Jadon Joyner, International Officer at London Met, discusses representation in study abroad experiences, a topic he'll explore at this year's Diversity Abroad Annual Conference.
Date: 27 August 2021
We are all role models for someone, whether at home, school or in our local communities. At this year’s Diversity Abroad Annual Conference, taking place in Atlanta, Georgia, I will be running a session exploring the impact that an individuals' travel can have on the next generation through inspiration, confidence-building, and representation.
I will be discussing the challenges of the "starting line", particularly for young people from underrepresented backgrounds, but also illuminating the opportunities within studying abroad and full-degree programs, and the impact these examples have not only on travellers but also on those around them.

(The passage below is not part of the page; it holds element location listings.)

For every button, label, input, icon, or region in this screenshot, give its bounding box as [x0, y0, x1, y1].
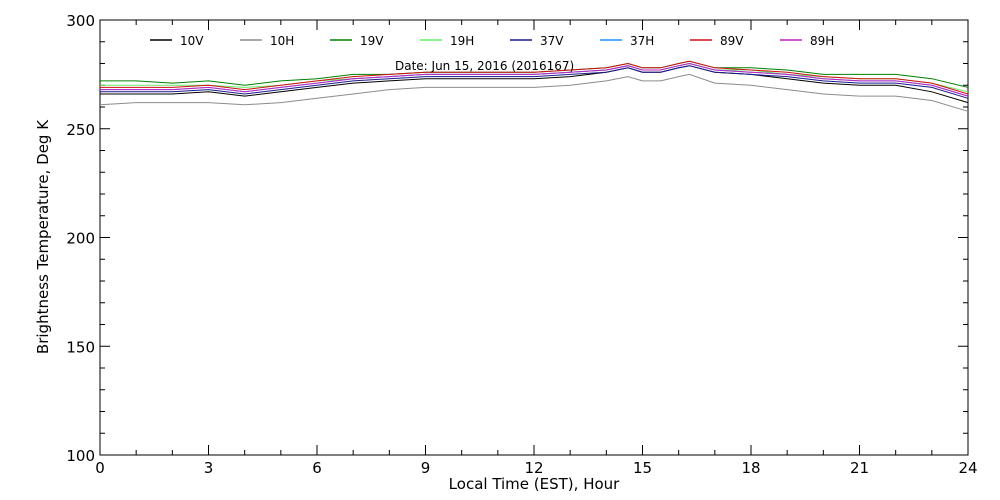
- legend-label-19v: 19V: [360, 34, 384, 48]
- x-tick-label: 15: [633, 459, 652, 477]
- legend-label-89v: 89V: [720, 34, 744, 48]
- legend-label-10h: 10H: [270, 34, 294, 48]
- x-tick-label: 3: [204, 459, 214, 477]
- y-tick-label: 250: [66, 121, 95, 139]
- legend: 10V 10H 19V 19H 37V 37H 89V 89H: [150, 34, 834, 48]
- x-tick-label: 0: [95, 459, 105, 477]
- legend-label-10v: 10V: [180, 34, 204, 48]
- legend-label-37v: 37V: [540, 34, 564, 48]
- date-annotation: Date: Jun 15, 2016 (2016167): [395, 59, 574, 73]
- legend-label-37h: 37H: [630, 34, 654, 48]
- x-tick-label: 24: [958, 459, 977, 477]
- x-tick-label: 18: [741, 459, 760, 477]
- legend-label-89h: 89H: [810, 34, 834, 48]
- y-axis-title: Brightness Temperature, Deg K: [34, 119, 52, 354]
- legend-label-19h: 19H: [450, 34, 474, 48]
- x-tick-label: 9: [421, 459, 431, 477]
- x-tick-label: 6: [312, 459, 322, 477]
- y-tick-label: 150: [66, 338, 95, 356]
- y-tick-label: 100: [66, 447, 95, 465]
- x-tick-label: 21: [850, 459, 869, 477]
- y-tick-label: 200: [66, 230, 95, 248]
- y-tick-label: 300: [66, 12, 95, 30]
- plot-frame: [100, 20, 968, 455]
- x-axis-title: Local Time (EST), Hour: [449, 475, 620, 493]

What do we want from life? One of the most common answers is that people want to know they've had a positive impact on someone else's life. In every experience we have and share, we drive change through inspiring and impacting others. The session will centre around the impact we can all have through sharing our stories, and I’ll be using my own story as an example.
As a former Trojan sprinter at the University of Southern California, my story starts in high school. My first real introduction to track was Penn Relays, the largest track-meet in North America. Just as we pass the baton to our teammates in a relay race, I believe we should pass our travel experiences to the next generation. Like sport, travel has the ability to unite, educate, and inspire. Many people of colour do not believe that travel is "for them" mainly because they've never seen "themselves" abroad. I believe that we do not recognize the significance that our travel has on people that look like and relate to us.
Sharing your experience of living, studying, or working abroad can not only inspire entire communities but also move towards a more equitable environment. I will be sharing my own experience living in China and studying abroad in East Asia and Europe as a person of colour, and the impact my example had on the people around me.
Attendees will learn how personal travel experiences can impact their communities and inspire others to participate. Using athletics as a metaphor, attendees will be able to articulate how to pay forward their international experiences within their own communities to drive toward a more equitable future, as well as gaining confidence in their interactions with students when sharing their international experiences.